The management of endometrial hyperplasia: an evaluation of current practice

OBJECTIVE: To identify current management practices and evaluate subsequent outcomes of treatment for women diagnosed with endometrial hyperplasia. STUDY DESIGN: All women with a histological diagnosis of endometrial hyperplasia at the Birmingham Women's Hospital were identified between October 1998 and September 2000. A retrospective case note review was performed for each woman using a standardised data abstraction sheet. Baseline characteristics including clinical presentation and treatment strategy were obtained. Results of subsequent endometrial tissue examinations were used to assess histological response to treatment and the need and indication for hysterectomy was used to assess clinical response. RESULTS: There were 351 women diagnosed with endometrial hyperplasia during the study period of which 84% presented with symptoms of abnormal uterine bleeding and 54% were postmenopausal. Complex endometrial hyperplasia was the most common diagnosis accounting for 60% of all cases.

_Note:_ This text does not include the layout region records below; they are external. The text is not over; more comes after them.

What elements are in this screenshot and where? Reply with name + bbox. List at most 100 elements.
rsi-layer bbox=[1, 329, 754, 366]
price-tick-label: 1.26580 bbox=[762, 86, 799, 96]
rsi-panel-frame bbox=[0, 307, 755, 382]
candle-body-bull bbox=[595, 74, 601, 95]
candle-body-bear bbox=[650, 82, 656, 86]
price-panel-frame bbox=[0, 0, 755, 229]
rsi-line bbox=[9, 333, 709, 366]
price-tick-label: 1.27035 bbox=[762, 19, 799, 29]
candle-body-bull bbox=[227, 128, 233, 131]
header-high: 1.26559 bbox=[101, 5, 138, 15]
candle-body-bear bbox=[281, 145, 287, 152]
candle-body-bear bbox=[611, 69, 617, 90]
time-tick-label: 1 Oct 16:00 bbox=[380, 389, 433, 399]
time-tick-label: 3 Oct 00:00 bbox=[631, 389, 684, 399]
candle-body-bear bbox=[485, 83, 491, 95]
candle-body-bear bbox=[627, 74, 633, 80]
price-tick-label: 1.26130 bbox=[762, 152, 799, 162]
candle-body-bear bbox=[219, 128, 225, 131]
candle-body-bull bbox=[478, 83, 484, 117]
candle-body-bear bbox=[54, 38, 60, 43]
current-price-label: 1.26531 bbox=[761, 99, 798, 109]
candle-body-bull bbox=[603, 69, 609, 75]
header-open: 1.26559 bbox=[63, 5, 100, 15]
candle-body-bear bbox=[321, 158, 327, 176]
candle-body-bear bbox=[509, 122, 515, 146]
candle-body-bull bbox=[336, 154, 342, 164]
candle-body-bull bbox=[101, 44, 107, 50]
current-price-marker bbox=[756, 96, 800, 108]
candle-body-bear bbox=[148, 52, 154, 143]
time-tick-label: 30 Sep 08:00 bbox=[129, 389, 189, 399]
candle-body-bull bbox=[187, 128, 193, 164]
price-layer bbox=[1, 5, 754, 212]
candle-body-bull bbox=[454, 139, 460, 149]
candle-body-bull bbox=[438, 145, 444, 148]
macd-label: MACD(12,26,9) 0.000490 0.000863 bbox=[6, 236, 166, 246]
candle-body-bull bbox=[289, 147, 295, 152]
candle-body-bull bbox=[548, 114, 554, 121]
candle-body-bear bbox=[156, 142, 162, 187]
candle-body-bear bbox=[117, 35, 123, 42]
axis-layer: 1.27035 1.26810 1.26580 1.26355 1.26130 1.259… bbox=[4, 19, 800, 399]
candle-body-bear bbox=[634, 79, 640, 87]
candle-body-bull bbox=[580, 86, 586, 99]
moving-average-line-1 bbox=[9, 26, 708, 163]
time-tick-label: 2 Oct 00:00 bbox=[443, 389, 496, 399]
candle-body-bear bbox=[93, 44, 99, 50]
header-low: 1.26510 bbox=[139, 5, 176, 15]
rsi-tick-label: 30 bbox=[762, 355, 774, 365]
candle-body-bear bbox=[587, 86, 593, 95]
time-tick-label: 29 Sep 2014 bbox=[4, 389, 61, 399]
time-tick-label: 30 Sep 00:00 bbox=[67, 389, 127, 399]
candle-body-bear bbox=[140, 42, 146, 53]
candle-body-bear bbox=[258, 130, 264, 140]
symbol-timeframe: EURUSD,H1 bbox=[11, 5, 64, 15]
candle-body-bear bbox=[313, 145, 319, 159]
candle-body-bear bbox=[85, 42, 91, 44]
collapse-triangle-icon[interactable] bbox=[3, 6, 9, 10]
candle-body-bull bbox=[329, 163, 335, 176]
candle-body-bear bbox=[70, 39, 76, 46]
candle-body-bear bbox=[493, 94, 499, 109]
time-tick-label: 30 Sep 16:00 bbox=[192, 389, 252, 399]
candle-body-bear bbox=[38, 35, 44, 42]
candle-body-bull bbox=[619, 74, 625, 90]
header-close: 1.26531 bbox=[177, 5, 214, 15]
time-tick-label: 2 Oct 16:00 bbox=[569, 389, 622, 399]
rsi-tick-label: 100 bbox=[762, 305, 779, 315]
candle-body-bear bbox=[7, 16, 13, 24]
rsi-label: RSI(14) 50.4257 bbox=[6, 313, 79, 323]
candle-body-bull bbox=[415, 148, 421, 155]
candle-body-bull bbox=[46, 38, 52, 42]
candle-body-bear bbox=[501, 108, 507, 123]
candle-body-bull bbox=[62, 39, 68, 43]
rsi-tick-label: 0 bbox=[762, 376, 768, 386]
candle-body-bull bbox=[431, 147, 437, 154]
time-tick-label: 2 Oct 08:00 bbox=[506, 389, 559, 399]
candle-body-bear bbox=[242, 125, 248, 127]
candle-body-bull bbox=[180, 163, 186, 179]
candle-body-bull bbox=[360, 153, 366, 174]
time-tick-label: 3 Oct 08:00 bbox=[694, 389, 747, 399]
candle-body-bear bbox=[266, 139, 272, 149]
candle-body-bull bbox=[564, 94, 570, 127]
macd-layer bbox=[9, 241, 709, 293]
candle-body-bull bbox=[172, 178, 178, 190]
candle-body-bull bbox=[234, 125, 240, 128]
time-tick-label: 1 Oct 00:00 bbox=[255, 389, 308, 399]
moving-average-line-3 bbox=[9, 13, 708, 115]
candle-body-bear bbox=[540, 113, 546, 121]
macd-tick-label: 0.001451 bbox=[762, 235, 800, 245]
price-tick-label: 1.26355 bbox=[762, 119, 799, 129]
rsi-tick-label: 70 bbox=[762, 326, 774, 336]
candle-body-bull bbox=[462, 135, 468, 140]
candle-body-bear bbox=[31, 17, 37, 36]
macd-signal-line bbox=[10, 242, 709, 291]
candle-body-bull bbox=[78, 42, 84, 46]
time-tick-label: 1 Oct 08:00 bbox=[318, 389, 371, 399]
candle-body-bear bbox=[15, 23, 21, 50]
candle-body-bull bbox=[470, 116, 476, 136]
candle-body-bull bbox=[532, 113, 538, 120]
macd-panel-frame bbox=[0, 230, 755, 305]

Eighty percent of women with atypical endometrial hyperplasia were treated by hysterectomy compared with 30% without evidence of cytological atypia (relative hysterectomy rate of 2.6, 95% CI 2.0-3.3). Hysterectomy was avoided in 138/172 (80%, 95% CI 74-86%) women managed conservatively during the study period. Overall 35/108 (36%, 95% CI 27-46%) of women managed conservatively had persistent or progressive disease identified (mean follow up 36 months). 20/143 (14%) women initially diagnosed with endometrial hyperplasia who subsequently underwent hysterectomy were found to have endometrial cancer, the majority of whom had been diagnosed with atypical disease (14/20, 70%). CONCLUSION(S): The majority of women with atypical endometrial hyperplasia were managed by hysterectomy and the substantial risk of diagnostic under-call supports this approach to treatment. In contrast, there is no consensus regarding the initial management of women with endometrial hyperplasia without cytological atypia.